1. errors=
is sometimes useful
If a file has to have a certain encoding but the existing dataframe has characters that cannot be represented, errors=
can be used to "coerce" the data to be saved anyway at the cost of losing information. All possible values that can be passed as the errors=
argument to the open()
function in Python can be passed here.
For example, the below code saves a csv with ascii encoding where the Japanese characters are replaced with a ?
.
df = pd.DataFrame({'A': ['Shohei Ohtani は一生に一度の選手だ。
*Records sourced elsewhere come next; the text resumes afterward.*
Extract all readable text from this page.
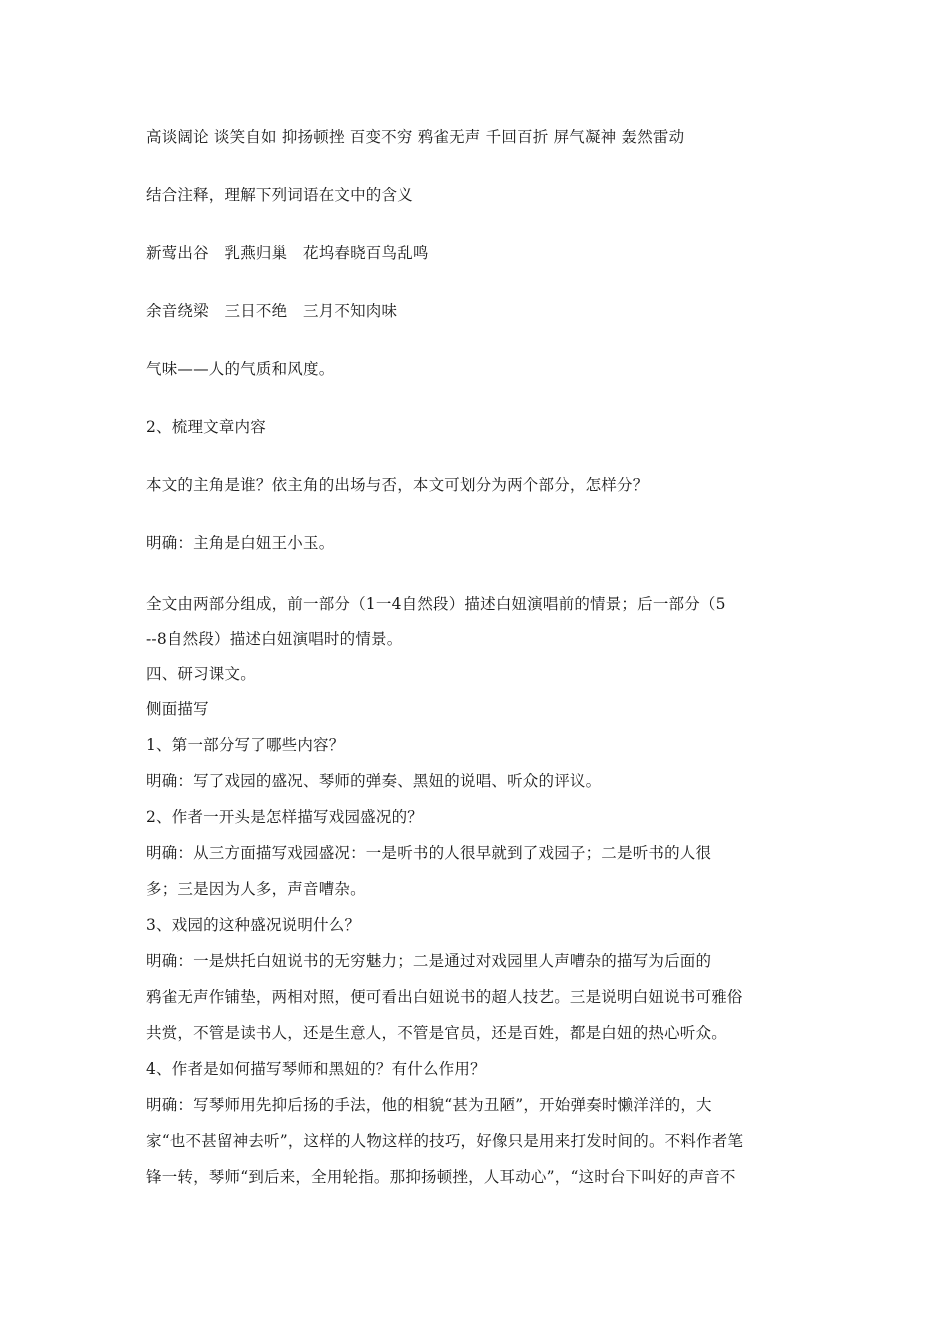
高谈阔论 谈笑自如 抑扬顿挫 百变不穷 鸦雀无声 千回百折 屏气凝神 轰然雷动
结合注释，理解下列词语在文中的含义
新莺出谷　乳燕归巢　花坞春晓百鸟乱鸣
余音绕梁　三日不绝　三月不知肉味
气味——人的气质和风度。
2、梳理文章内容
本文的主角是谁？依主角的出场与否，本文可划分为两个部分，怎样分？
明确：主角是白妞王小玉。
全文由两部分组成，前一部分（1一4自然段）描述白妞演唱前的情景；后一部分（5
--8自然段）描述白妞演唱时的情景。
四、研习课文。
侧面描写
1、第一部分写了哪些内容？
明确：写了戏园的盛况、琴师的弹奏、黑妞的说唱、听众的评议。
2、作者一开头是怎样描写戏园盛况的？
明确：从三方面描写戏园盛况：一是听书的人很早就到了戏园子；二是听书的人很
多；三是因为人多，声音嘈杂。
3、戏园的这种盛况说明什么？
明确：一是烘托白妞说书的无穷魅力；二是通过对戏园里人声嘈杂的描写为后面的
鸦雀无声作铺垫，两相对照，便可看出白妞说书的超人技艺。三是说明白妞说书可雅俗
共赏，不管是读书人，还是生意人，不管是官员，还是百姓，都是白妞的热心听众。
4、作者是如何描写琴师和黑妞的？有什么作用？
明确：写琴师用先抑后扬的手法，他的相貌“甚为丑陋”，开始弹奏时懒洋洋的，大
家“也不甚留神去听”，这样的人物这样的技巧，好像只是用来打发时间的。不料作者笔
锋一转，琴师“到后来，全用轮指。那抑扬顿挫，人耳动心”，“这时台下叫好的声音不
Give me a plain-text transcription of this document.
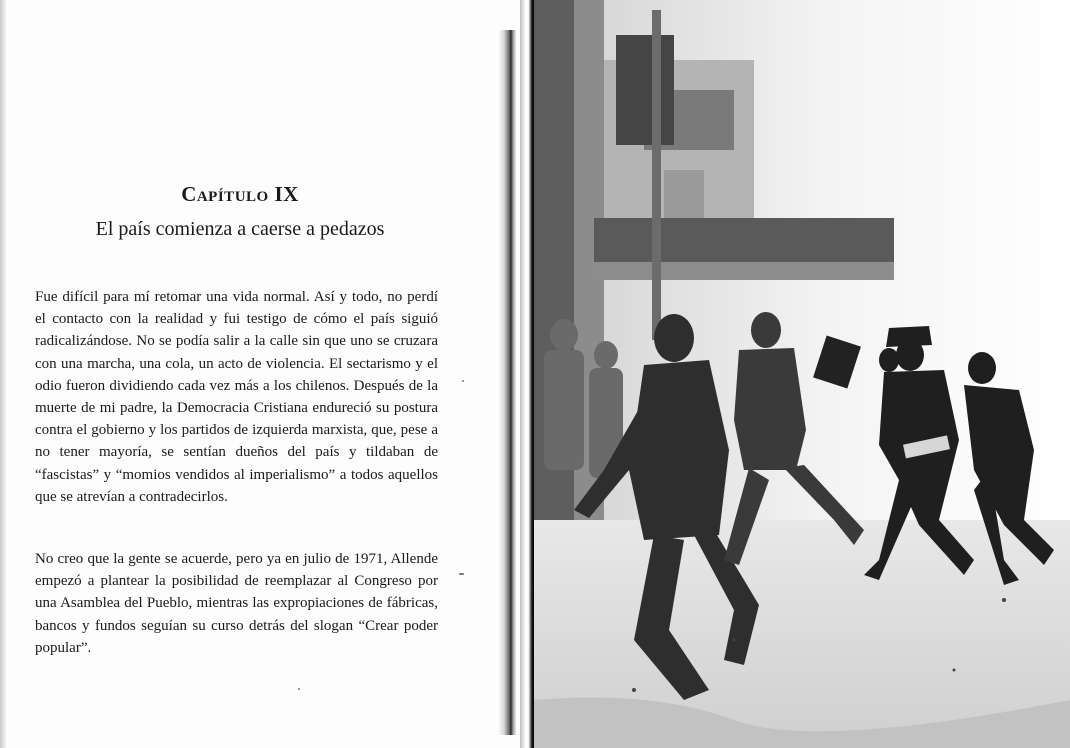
Capítulo IX
El país comienza a caerse a pedazos

Fue difícil para mí retomar una vida normal. Así y todo, no perdí el contacto con la realidad y fui testigo de cómo el país siguió radicalizándose. No se podía salir a la calle sin que uno se cruzara con una marcha, una cola, un acto de violencia. El sectarismo y el odio fueron dividiendo cada vez más a los chilenos. Después de la muerte de mi padre, la Democracia Cristiana endureció su postura contra el gobierno y los partidos de izquierda marxista, que, pese a no tener mayoría, se sentían dueños del país y tildaban de “fascistas” y “momios vendidos al imperialismo” a todos aquellos que se atrevían a contradecirlos.

No creo que la gente se acuerde, pero ya en julio de 1971, Allende empezó a plantear la posibilidad de reemplazar al Congreso por una Asamblea del Pueblo, mientras las expropiaciones de fábricas, bancos y fundos seguían su curso detrás del slogan “Crear poder popular”.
']})
df.to_csv('data1.csv', encoding='ascii', errors='replace', index=False)
print(pd.read_csv('data1.csv'))
A
0 Shohei Ohtani ???????????
2. float_format=
is sometimes useful
You can format float dtypes using float_format=
and doing so saves a lot of memory sometimes at the cost of losing precision. For example,
df = pd.DataFrame({'A': [*range(1,9,3)]*1000})/3
df.to_csv('data1.csv', index=False) # 61,440 bytes on disk
df.to_csv('data2.csv', index=False, float_format='%.2f') # 20,480 bytes on disk
3. Save a compressed csv
Since pandas 1.0.0, you can pass a dict to compression that specifies compression method and file name inside the archive. The below code creates a zip file named compressed_data.zip
which has a single file in it named data.csv
.
df.to_csv('compressed_data.zip', index=False, compression={'method': 'zip', 'archive_name': 'data.csv'})
# read the archived file as a csv
pd.read_csv('compressed_data.zip')
You can even add to an existing archive; simply pass mode='a'
.
df.to_csv('compressed_data.zip', compression={'method': 'zip', 'archive_name': 'data_new.csv'}, mode='a')